A análise da
Arguição de Descumprimento de Preceito Fundamental 54 suscita vários pontos
relevantes ao campo jurídico e, portanto, também promove encontros com as teses
de Bourdieu sobre o poder simbólico. Se trata de uma discussão polêmica dado a matéria
do aborto, mas leva em conta questões como a autonomia jurídica, o papel do
judiciário atualmente e quais são os limites do direito.
É
discutido extensivamente durante os votos dos ministros a definição de quando
começaria a vida. Se deveria ser levado em conta o Código Civil que considera a
respiração como fator determinante, os levantamentos de uma série de
organizações médico científicas, a exemplo da OMS que estabelecem a atividade
cerebral como tal fator ou ainda a voz de grupos sociais concepcionistas. Lançando
mão de Bourdieu, cada grupo com seu ‘‘Habitus’’ - cada um com disposições
incorporadas advindas de suas referências de classe - trouxeram diferentes
capitais a discussão. Entretanto, quando se fala de um feto anencéfalo é inútil
definir qual seria o começo da vida, visto que é materialmente comprovado que
tais fetos não irão sobreviver, morrendo antes ou pouco depois do parto. Dessa
forma, não são seres humanos em potencial.
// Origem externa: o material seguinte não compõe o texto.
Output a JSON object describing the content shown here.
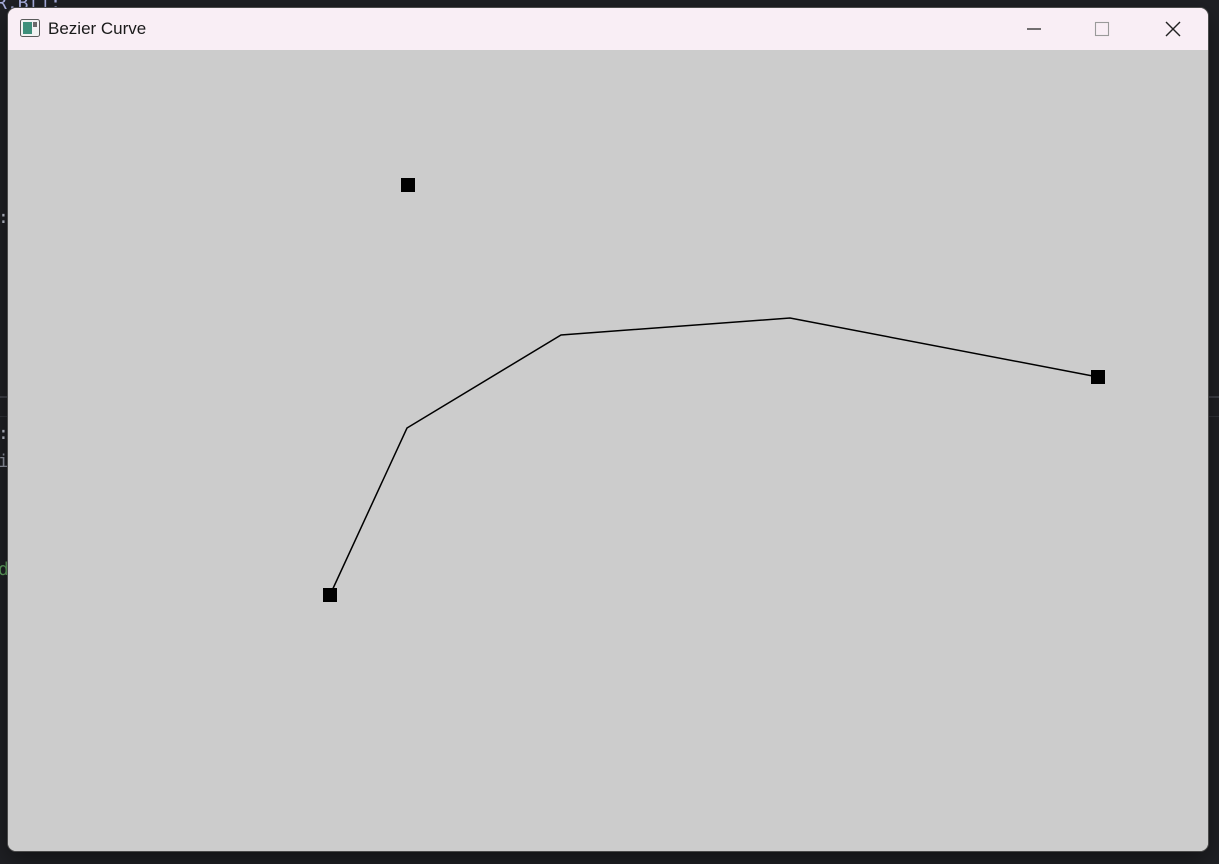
{
  "window": {
    "title": "Bezier Curve",
    "app_icon": "window-app-icon",
    "controls": {
      "minimize_icon": "minimize-icon",
      "maximize_icon": "maximize-icon",
      "close_icon": "close-icon"
    }
  },
  "background_editor": {
    "line1": "R,B[];",
    "line2": ":",
    "line3": ":",
    "line4": "i",
    "line5": "d"
  },
  "colors": {
    "canvas_background": "#cccccc",
    "titlebar_background": "#f9eef5",
    "curve_stroke": "#000000",
    "control_point_fill": "#000000"
  }
}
Ademais, os casos excepcionais tragos
à tona em que supostos fetos anencefálicos sobreviveram, tratam-se na verdade
de mesofalia.
Tendo
isso em vista, a antecipação terapêutica avaliada, não compete questões como
eugenia ou findar vidas em potencial. O aborto se trata da dignidade da vida da
mulher e da sua autonomia, explicitado na fala dos Confederação Nacional de
Trabalhadores na Saúde (CNTS) seguinte:
“se não há, na
hipótese, vida a ser protegida, nada justifica a restrição aos direitos fundamentais
da gestante (dignidade, liberdade e saúde) que a obrigação de levar a cabo a
gravidez acarreta”, eis que, em tal hipótese – segundo sustenta -, “A
incidência da norma penal no caso (...) será inteiramente desproporcional e
inconstitucional”.
Ao fim
desse acórdão, é perceptível fenômenos descritos por Bourdieu como a
historização da norma e como o direito é formado pela soma da lógica positiva
da ciência com a lógica normativa da moral. O primeiro ponto, pois se observava
até poucos anos um movimento global de maior reconhecimento pelos direitos
femininos, negados por uma perspectiva histórica patriarcal a tanto tempo. Já o
segundo se confirma no extenso debate durante a votação opondo a lógica do
direito e confirmações cientificas com a moral judaico cristã da sociedade
brasileira.
A
decisão tomada pelo Supremo Tribunal Federal é acertada, pois ela não tem um caráter
de obrigatoriedade, mas de possibilidade a gestante. É livre a cada mulher
decidir o destino de seu corpo. E nesse sentido, o direito não ultrapassa os
limites de seu campo, foram suficientemente sopesadas as reivindicações de cada
grupo – cientifico, feminino, cristão etc. Contudo, em concordância com o
Ministro Ricardo Lewandowski, essa decisão não cabia ao judiciário, em oito
anos de curso que essa ADPF perpassou, deveriam ter sido tomadas outras
providências para que a instância do judiciário não suplantasse o legislativo.